Friday, April 6, 2012

A Dangerous Method puts psychonanalysis on the couch

I can't believe A Dangerous Method exists. This is a (relatively) major film from a revered director starring people everyone has heard of that takes as its subject the history and principles of Freudian psychoanalysis. Please allow me to say: squee.

I guess it's not too much of a surprise that David Cronenberg, whose early stuff (Scanners, Videodrome, The Fly) leaves me a bit cold (and a lot grossed out), but who I've lately been worshipping (A History of Violence, Eastern Promises), made a movie about the relationship between Freud (played by Aragorn, who has become Cronenberg's muse lately) and Carl Jung (Fassbender!). As his later films are all about sex and death, I guess a movie about psychoanalysis was the next logical step.

The movie looks at how and why one particular female hysteric (Keira Knightley, with a spotty Russian accent) caused a rift between two of the most influential minds of the twentieth century. The biopic puts abstract psychoanalytic principles like repression and liberation into practice, and in so doing both confirms and critiques Freud's ideas and Jung's responses. It's been a while since I read the source material, but from what I can tell, it gets the competing theories pretty spot-on. There's also a good bit of wit involving cigars, pipes, and cigarettes being smoked during provocative conversations. Gotta love phallic imagery humor.

A Dangerous Method isn't perfect though--the script jumps around too much and too quickly in time, and it sometimes feels less like a movie and more like a series of scenes in which we are told how the characters feel about each other rather than shown.
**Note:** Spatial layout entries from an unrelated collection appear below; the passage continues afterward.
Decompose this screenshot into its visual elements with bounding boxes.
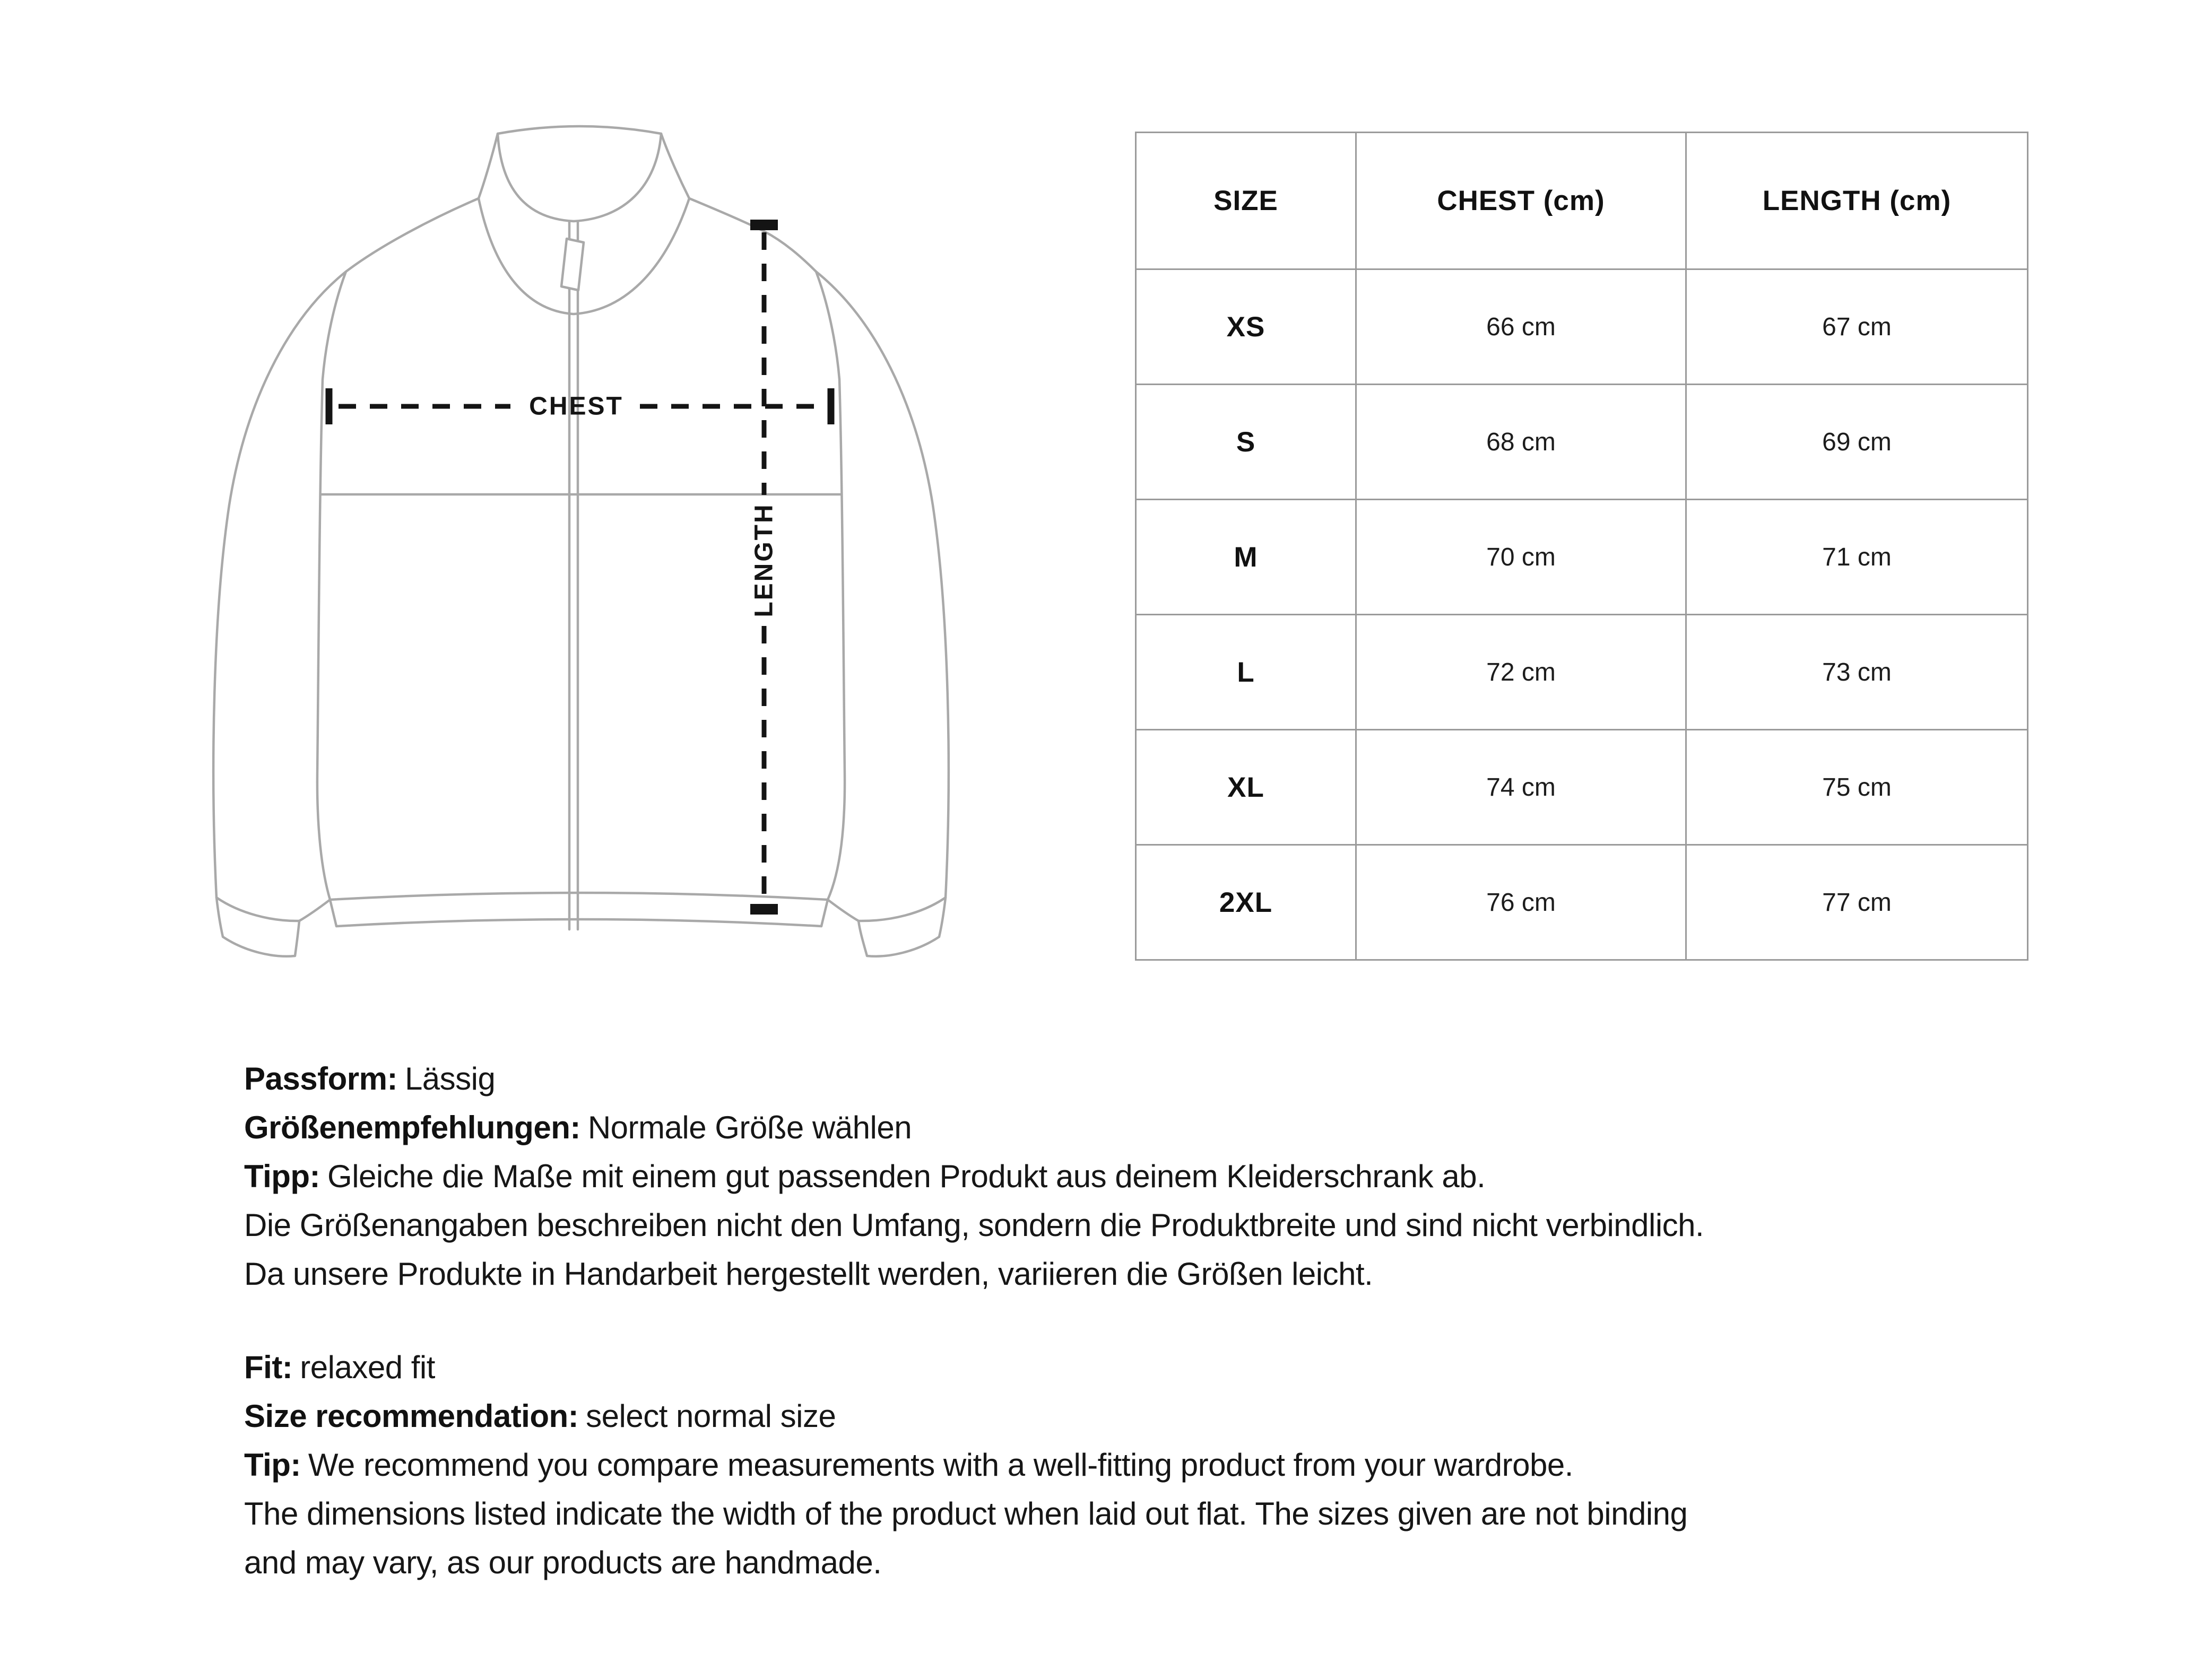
table-row-s	[1136, 385, 2028, 500]
passform-label: Passform:	[244, 1061, 397, 1096]
tipp-label: Tipp:	[244, 1159, 320, 1194]
sleeve-right-outer-line	[816, 272, 949, 898]
cuff-left-band	[216, 898, 299, 956]
en-note-line-4: The dimensions listed indicate the width of the product when laid out flat. The sizes given are not binding	[244, 1496, 1688, 1531]
fit-line	[244, 1343, 2006, 1392]
neckline-curve	[498, 134, 661, 221]
size-diagram	[159, 117, 1008, 976]
length-cell: 75 cm	[1686, 730, 2028, 845]
fit-value: relaxed fit	[300, 1350, 435, 1385]
size-cell: L	[1136, 615, 1356, 730]
de-note-line-4: Die Größenangaben beschreiben nicht den Umfang, sondern die Produktbreite und sind nicht verbindlich.	[244, 1207, 1704, 1243]
length-cell: 73 cm	[1686, 615, 2028, 730]
length-dimension-label: LENGTH	[750, 503, 778, 617]
table-header-row	[1136, 133, 2028, 269]
table-row-2xl	[1136, 845, 2028, 960]
groessenempfehlung-value: Normale Größe wählen	[587, 1110, 912, 1145]
chest-cell: 74 cm	[1356, 730, 1686, 845]
length-measurement	[750, 225, 778, 909]
chest-measurement	[329, 388, 831, 424]
hem-right-edge	[821, 900, 828, 926]
jacket-drawing	[159, 117, 1008, 976]
groessenempfehlung-line	[244, 1103, 2006, 1152]
german-notes	[244, 1055, 2006, 1299]
hem-left-edge	[330, 900, 336, 926]
chest-cell: 72 cm	[1356, 615, 1686, 730]
jacket-outline	[213, 126, 949, 956]
size-table	[1135, 132, 2028, 961]
chest-cell: 70 cm	[1356, 500, 1686, 615]
tipp-line	[244, 1152, 2006, 1201]
size-cell: XS	[1136, 269, 1356, 385]
chest-cell: 66 cm	[1356, 269, 1686, 385]
tip-label: Tip:	[244, 1447, 301, 1483]
length-cell: 77 cm	[1686, 845, 2028, 960]
collar-base-seam	[479, 198, 689, 314]
table-row-l	[1136, 615, 2028, 730]
chest-dimension-label: CHEST	[529, 392, 623, 421]
groessenempfehlung-label: Größenempfehlungen:	[244, 1110, 580, 1145]
en-note-line-5: and may vary, as our products are handmade.	[244, 1545, 882, 1580]
length-cell: 67 cm	[1686, 269, 2028, 385]
table-row-xs	[1136, 269, 2028, 385]
chest-cell: 68 cm	[1356, 385, 1686, 500]
fit-label: Fit:	[244, 1350, 293, 1385]
shoulder-left-line	[346, 198, 479, 272]
english-notes	[244, 1343, 2006, 1587]
collar-left-edge	[479, 134, 498, 198]
body-left-line	[317, 272, 346, 900]
tipp-value: Gleiche die Maße mit einem gut passenden Produkt aus deinem Kleiderschrank ab.	[327, 1159, 1486, 1194]
passform-line	[244, 1055, 2006, 1103]
length-cell: 69 cm	[1686, 385, 2028, 500]
sleeve-right-front-edge	[828, 900, 859, 921]
size-cell: XL	[1136, 730, 1356, 845]
header-chest: CHEST (cm)	[1356, 133, 1686, 269]
size-recommendation-line	[244, 1392, 2006, 1441]
sleeve-left-outer-line	[213, 272, 346, 898]
size-cell: M	[1136, 500, 1356, 615]
header-size: SIZE	[1136, 133, 1356, 269]
size-cell: 2XL	[1136, 845, 1356, 960]
sleeve-left-front-edge	[299, 900, 330, 921]
size-recommendation-value: select normal size	[586, 1398, 836, 1434]
table-row-m	[1136, 500, 2028, 615]
passform-value: Lässig	[404, 1061, 496, 1096]
body-right-line	[816, 272, 845, 900]
tip-line	[244, 1441, 2006, 1490]
chest-cell: 76 cm	[1356, 845, 1686, 960]
size-recommendation-label: Size recommendation:	[244, 1398, 579, 1434]
collar-top-line	[498, 126, 661, 134]
header-length: LENGTH (cm)	[1686, 133, 2028, 269]
size-cell: S	[1136, 385, 1356, 500]
size-table-container	[1135, 132, 2027, 959]
length-cell: 71 cm	[1686, 500, 2028, 615]
tip-value: We recommend you compare measurements with a well-fitting product from your wardrobe.	[308, 1447, 1573, 1483]
cuff-right-band	[859, 898, 946, 956]
zipper-pull	[561, 239, 584, 290]
table-row-xl	[1136, 730, 2028, 845]
de-note-line-5: Da unsere Produkte in Handarbeit hergestellt werden, variieren die Größen leicht.	[244, 1256, 1373, 1292]
collar-right-edge	[661, 134, 689, 198]
shoulder-right-line	[689, 198, 816, 272]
But what it knocks out of the park is both the limitations and possibilities of psychoanalysis--how it is simultaneously conservatively retrograde and radically progressive, particularly when it comes to women. The female characters are largely instrumentalized and literally and figuratively exposed and penetrated, but the argument is also put forward that intellectually challenging work and self-acceptance and sexual expression are the way that people, particularly women, can heal from and manage the neuroses that inevitably arise from modern life.

The film also illustrates how our bodies and conscious minds express our feelings and memories through abstract images and stories, and that psychoanalysis depends upon sensitive, thorough, and compassionate interpretation of those narratives. What I've always loved about Freud's theories, particularly in terms of literary study, is how much stock they put in precisely that skill: narrative interpretation. According to Freud, stories aren't just entertaining or even important, they're the only way we can access and articulate the deepest truths about ourselves. And even though A Dangerous Method wasn't quite the flawless masterpiece I was hoping for, it takes serious ideas seriously. For that I say, thanks, DC. I hope you don't disappoint me with Cosmopolis.